A Novel Solver for QUBO Problems: Performance Analysis and Comparative Study with State-of-the-Art Algorithms

Abstract

Quadratic Unconstrained Binary Optimization (QUBO) provides a versatile framework for representing NP-hard combinatorial problems, yet existing solvers often face trade-offs among speed, accuracy, and scalability. In this work, we introduce a quantum-inspired solver (QIS) that unites branch-and-bound pruning, continuous gradient-descent refinement, and quantum-inspired heuristics within a fully adaptive control architecture.

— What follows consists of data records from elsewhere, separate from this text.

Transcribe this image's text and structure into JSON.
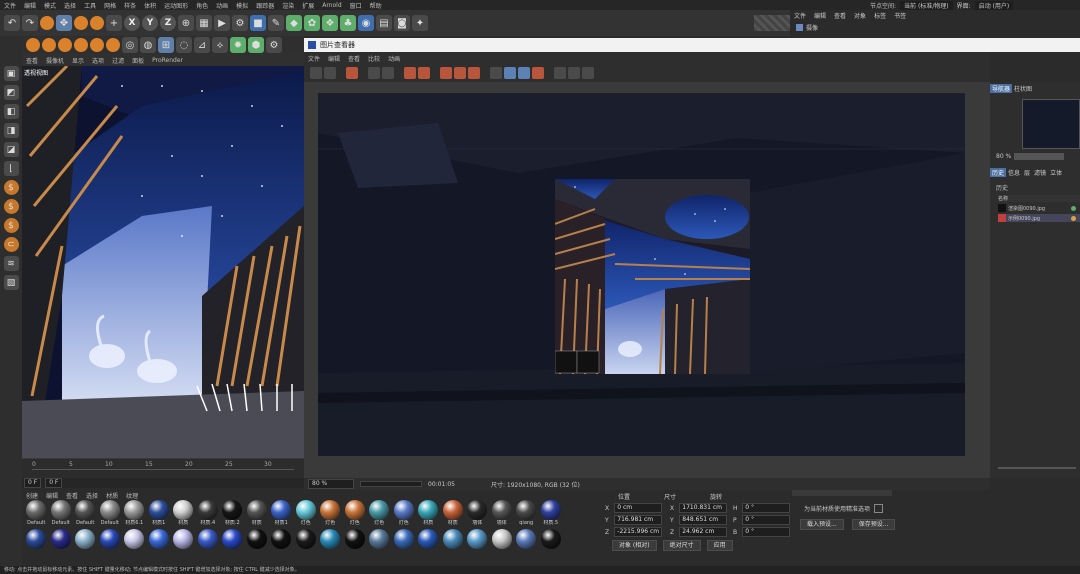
{
  "menubar": [
    "文件",
    "编辑",
    "模式",
    "选择",
    "工具",
    "网格",
    "样条",
    "体积",
    "运动图形",
    "角色",
    "动画",
    "模拟",
    "跟踪器",
    "渲染",
    "扩展",
    "Arnold",
    "窗口",
    "帮助"
  ],
  "menubar_right": {
    "node_space_label": "节点空间:",
    "node_space_value": "当前 (标准/物理)",
    "layout_label": "界面:",
    "layout_value": "启动 (用户)"
  },
  "toolbar": {
    "axis_x": "X",
    "axis_y": "Y",
    "axis_z": "Z"
  },
  "object_manager": {
    "menu": [
      "文件",
      "编辑",
      "查看",
      "对象",
      "标签",
      "书签"
    ],
    "item": "摄像"
  },
  "viewport": {
    "menu": [
      "查看",
      "摄像机",
      "显示",
      "选项",
      "过滤",
      "面板",
      "ProRender"
    ],
    "label": "透视视图"
  },
  "ruler": {
    "ticks": [
      "0",
      "5",
      "10",
      "15",
      "20",
      "25",
      "30"
    ]
  },
  "timeline": {
    "frame_start": "0 F",
    "frame_current": "0 F"
  },
  "picture_viewer": {
    "title": "图片查看器",
    "menu": [
      "文件",
      "编辑",
      "查看",
      "比较",
      "动画"
    ],
    "zoom": "80 %",
    "time": "00:01:05",
    "info": "尺寸: 1920x1080, RGB (32 位)"
  },
  "right_panel": {
    "tabs_top": [
      "导航器",
      "柱状图"
    ],
    "zoom": "80 %",
    "tabs": [
      "历史",
      "信息",
      "层",
      "滤镜",
      "立体"
    ],
    "section": "历史",
    "col_name": "名称",
    "files": [
      "渲染图0090.jpg",
      "示例0090.jpg"
    ]
  },
  "material_manager": {
    "menu": [
      "创建",
      "编辑",
      "查看",
      "选择",
      "材质",
      "纹理"
    ],
    "materials": [
      {
        "label": "Default",
        "color": "#6b6b6b"
      },
      {
        "label": "Default",
        "color": "#777777"
      },
      {
        "label": "Default",
        "color": "#555555"
      },
      {
        "label": "Default",
        "color": "#8a8a8a"
      },
      {
        "label": "材质6.1",
        "color": "#9a9a9a"
      },
      {
        "label": "材质1",
        "color": "#2d4f9c"
      },
      {
        "label": "材质",
        "color": "#cfcfcf"
      },
      {
        "label": "材质.4",
        "color": "#3a3a3a"
      },
      {
        "label": "材质.2",
        "color": "#161616"
      },
      {
        "label": "材质",
        "color": "#555555"
      },
      {
        "label": "材质1",
        "color": "#3b63c8"
      },
      {
        "label": "灯色",
        "color": "#66c8d8"
      },
      {
        "label": "灯色",
        "color": "#c8743a"
      },
      {
        "label": "灯色",
        "color": "#c8743a"
      },
      {
        "label": "灯色",
        "color": "#4a9aa8"
      },
      {
        "label": "灯色",
        "color": "#5a7ac8"
      },
      {
        "label": "材质",
        "color": "#3aa8b8"
      },
      {
        "label": "材质",
        "color": "#c8643a"
      },
      {
        "label": "墙体",
        "color": "#2a2a2a"
      },
      {
        "label": "墙体",
        "color": "#555555"
      },
      {
        "label": "qiang",
        "color": "#4a4a4a"
      },
      {
        "label": "材质.5",
        "color": "#3040a0"
      },
      {
        "label": "",
        "color": "#2a4a9a"
      },
      {
        "label": "",
        "color": "#2a2a8a"
      },
      {
        "label": "",
        "color": "#8ab0c8"
      },
      {
        "label": "",
        "color": "#2a4ab8"
      },
      {
        "label": "",
        "color": "#c8c8e8"
      },
      {
        "label": "",
        "color": "#3a6ad8"
      },
      {
        "label": "",
        "color": "#b8b8e8"
      },
      {
        "label": "",
        "color": "#3a5ac8"
      },
      {
        "label": "",
        "color": "#2a4ac8"
      },
      {
        "label": "",
        "color": "#111111"
      },
      {
        "label": "",
        "color": "#111111"
      },
      {
        "label": "",
        "color": "#1a1a1a"
      },
      {
        "label": "",
        "color": "#2a8ab8"
      },
      {
        "label": "",
        "color": "#111111"
      },
      {
        "label": "",
        "color": "#5a7a9a"
      },
      {
        "label": "",
        "color": "#3a6ab8"
      },
      {
        "label": "",
        "color": "#2a5ab8"
      },
      {
        "label": "",
        "color": "#4a8ab8"
      },
      {
        "label": "",
        "color": "#5a9ac8"
      },
      {
        "label": "",
        "color": "#c8c8c8"
      },
      {
        "label": "",
        "color": "#5a7ab8"
      },
      {
        "label": "",
        "color": "#1a1a1a"
      }
    ]
  },
  "coordinates": {
    "headers": [
      "位置",
      "尺寸",
      "旋转"
    ],
    "rows": [
      {
        "axis": "X",
        "pos": "0 cm",
        "size_axis": "X",
        "size": "1710.831 cm",
        "rot_axis": "H",
        "rot": "0 °"
      },
      {
        "axis": "Y",
        "pos": "716.981 cm",
        "size_axis": "Y",
        "size": "848.651 cm",
        "rot_axis": "P",
        "rot": "0 °"
      },
      {
        "axis": "Z",
        "pos": "-2215.996 cm",
        "size_axis": "Z",
        "size": "24.962 cm",
        "rot_axis": "B",
        "rot": "0 °"
      }
    ],
    "mode1": "对象 (相对)",
    "mode2": "绝对尺寸",
    "apply": "应用"
  },
  "attributes": {
    "checkbox_label": "为当前材质使用精准选项",
    "btn1": "载入预设...",
    "btn2": "保存预设..."
  },
  "statusbar": "移动: 点击并拖动鼠标移动元素。按住 SHIFT 键量化移动; 节点编辑模式时按住 SHIFT 键增加选择对象; 按住 CTRL 键减少选择对象。"
}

We benchmark QIS3 against eight state-of-the-art solvers, including genetic algorithms, coherent Ising machines, simulated bifurcation, parallel tempering, simulated annealing, our prior QIS2 version, D-Wave's simulated-annealing (Neal), and Gurobi on three canonical QUBO problem classes: Max-Cut, NAE-3SAT, and Sherrington-Kirkpatrick spin glass problems. Under a uniform runtime budget, QIS3 attains the best solution on nearly all instances, achieving optimality in 94% of max-cut instances. These results establish QIS3 as a robust, high-performance solver that bridges classical exact strategies and quantum-inspired heuristics for scalable QUBO optimization.